Interim athletic director Beth Goetz said in a response to the reports that the new leadership was undertaking reforms.

Klatt said the U is seeking $6,668 in reimbursement from Teague and $433 from Mike Ellis, one of Teague's top aides who resigned Nov. 6 as senior associate athletic director after the university began investigating several anonymous complaints against him.

Ellis said that he "did nothing wrong," and that the investigation resulted in no disciplinary findings.

Dean Johnson, chair of the board of regents, noted that the audit found about $289,000 in questionable spending, out of an athletics budget of $107 million. "That's two-tenths of 1 percent," he said. At the same time, he said the audit would help improve the athletics department. "Any time an institution or a ship takes a scud, which we did, there's damage," he said. "But we are in the process of repairing that damage."

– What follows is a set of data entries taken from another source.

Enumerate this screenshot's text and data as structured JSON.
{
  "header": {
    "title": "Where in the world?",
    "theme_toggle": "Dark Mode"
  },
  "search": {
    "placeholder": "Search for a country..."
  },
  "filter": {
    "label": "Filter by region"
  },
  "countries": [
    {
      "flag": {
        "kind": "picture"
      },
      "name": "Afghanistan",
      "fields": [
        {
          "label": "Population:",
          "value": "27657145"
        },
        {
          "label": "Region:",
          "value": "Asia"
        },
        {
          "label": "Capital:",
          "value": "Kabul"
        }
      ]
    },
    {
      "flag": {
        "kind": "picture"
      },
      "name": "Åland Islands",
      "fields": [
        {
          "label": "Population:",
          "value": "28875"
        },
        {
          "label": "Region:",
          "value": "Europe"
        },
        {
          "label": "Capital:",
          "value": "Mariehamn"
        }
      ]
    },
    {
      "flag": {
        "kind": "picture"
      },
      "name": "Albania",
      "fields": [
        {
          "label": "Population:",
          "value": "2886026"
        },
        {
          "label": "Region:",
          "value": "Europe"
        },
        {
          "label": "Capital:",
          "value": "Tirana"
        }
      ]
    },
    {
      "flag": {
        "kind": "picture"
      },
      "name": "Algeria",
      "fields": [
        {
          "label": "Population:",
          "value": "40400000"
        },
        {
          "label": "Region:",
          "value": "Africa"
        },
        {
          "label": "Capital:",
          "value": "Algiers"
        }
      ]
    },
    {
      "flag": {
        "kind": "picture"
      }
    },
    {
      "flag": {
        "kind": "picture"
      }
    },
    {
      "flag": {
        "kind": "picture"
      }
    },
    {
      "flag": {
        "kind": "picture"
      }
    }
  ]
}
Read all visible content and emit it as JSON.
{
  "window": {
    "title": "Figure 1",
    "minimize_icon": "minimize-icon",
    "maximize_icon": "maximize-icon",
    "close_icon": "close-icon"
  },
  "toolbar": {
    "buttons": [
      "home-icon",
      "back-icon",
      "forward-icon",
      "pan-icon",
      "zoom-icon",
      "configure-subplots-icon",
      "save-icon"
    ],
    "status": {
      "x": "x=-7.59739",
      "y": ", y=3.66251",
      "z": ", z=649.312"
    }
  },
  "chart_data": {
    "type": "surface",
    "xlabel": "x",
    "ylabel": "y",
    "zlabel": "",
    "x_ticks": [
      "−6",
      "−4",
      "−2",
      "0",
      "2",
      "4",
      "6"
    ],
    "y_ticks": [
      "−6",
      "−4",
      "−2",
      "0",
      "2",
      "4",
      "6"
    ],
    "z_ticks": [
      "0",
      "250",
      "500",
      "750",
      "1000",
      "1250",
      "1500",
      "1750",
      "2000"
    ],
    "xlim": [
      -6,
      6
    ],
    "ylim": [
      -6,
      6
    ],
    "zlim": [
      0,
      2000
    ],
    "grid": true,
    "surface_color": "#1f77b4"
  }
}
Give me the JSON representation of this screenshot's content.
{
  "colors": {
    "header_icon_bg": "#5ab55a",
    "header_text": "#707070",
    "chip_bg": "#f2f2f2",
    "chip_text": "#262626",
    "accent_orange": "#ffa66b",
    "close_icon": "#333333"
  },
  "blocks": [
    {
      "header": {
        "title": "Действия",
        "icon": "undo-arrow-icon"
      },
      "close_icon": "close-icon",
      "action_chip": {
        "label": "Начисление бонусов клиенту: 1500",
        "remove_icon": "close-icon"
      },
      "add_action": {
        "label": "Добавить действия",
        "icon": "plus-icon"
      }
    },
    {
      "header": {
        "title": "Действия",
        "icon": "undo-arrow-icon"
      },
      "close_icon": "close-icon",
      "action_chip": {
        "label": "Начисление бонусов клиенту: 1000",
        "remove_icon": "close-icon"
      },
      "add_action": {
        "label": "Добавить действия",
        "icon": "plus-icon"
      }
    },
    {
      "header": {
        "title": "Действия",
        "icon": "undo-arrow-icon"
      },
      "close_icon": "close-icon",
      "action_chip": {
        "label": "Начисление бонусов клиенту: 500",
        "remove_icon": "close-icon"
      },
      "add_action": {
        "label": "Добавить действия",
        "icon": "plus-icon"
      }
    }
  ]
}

Separately, the report faults the university's handling of two incidents of sexual harassment involving student athletes. In one case this year, the report found, nine student athletes violated school policy "by repeatedly and deliberately" providing false information to university investigators about a report of sexual harassment. One student athlete "physically threatened and intimidated" the woman who made the complaint, according to the report, and a staff member made "at least one false statement" about the incident.

Consulting contracts

The U's internal audit criticized Teague for circumventing contracting rules in hiring Mary Ruth Burton, a management consultant he knew from his former job at Virginia Commonwealth University. Her company got five separate contracts worth $139,232.

Teague also agreed to a deal with Learfield Communications Inc., which runs Gopher Sports Properties, to pay two unidentified senior members of the athletics department for radio interviews on football and basketball that were previously considered part of their jobs. Learfield deducted those payments ($15,000 and $20,000 a season, respectively) from its contractual payments to the athletics department.

"Therefore the university was actually fully funding the cost of this additional compensation," the audit said, concluding that the payments "bypassed institutional checks and balances and lacked transparency."

The audit criticized an event closely associated with Ellis known as the Nike Villa 7 Consortium, which essentially serves as an annual, nationwide recruitment meeting for university basketball coaches. The U spent $147,259 on Villa 7 between July 2012 and August of this year.

The audit noted that Teague sometimes submitted his expenses through subordinates; when they submitted their expenses, he approved the expenditure himself, getting around a review by Kaler's office.

Kaler said Tuesday that the U has severed ties with Burton and Villa 7 and eliminated the payments to athletic staff for radio interviews.

The audit criticized a number of expenditures Teague authorized. It cites a December 2013 event in which the U paid for lodging for "one official" at the Waldorf-Astoria Hotel in New York. The room cost $663 a night, "well in excess of the allowable university limit."

The receipt shows that the U paid $6,658 for lodging. Teague attended, with four donors: Mark Kravik, Lee Sundet, Bill Kelly and Kevin Harris.

"We also observed multiple instances where meal costs were paid for with university funds that were contrary to university policy and practices. These include: paying for the expenses of a guest who has no official university purpose in attending, reimbursing employees not in travel status for meals and/or alcoholic beverages with fellow employees (during or after normal business hours), and paying for meal expenses for meetings held with university consultants and vendors," the audit says.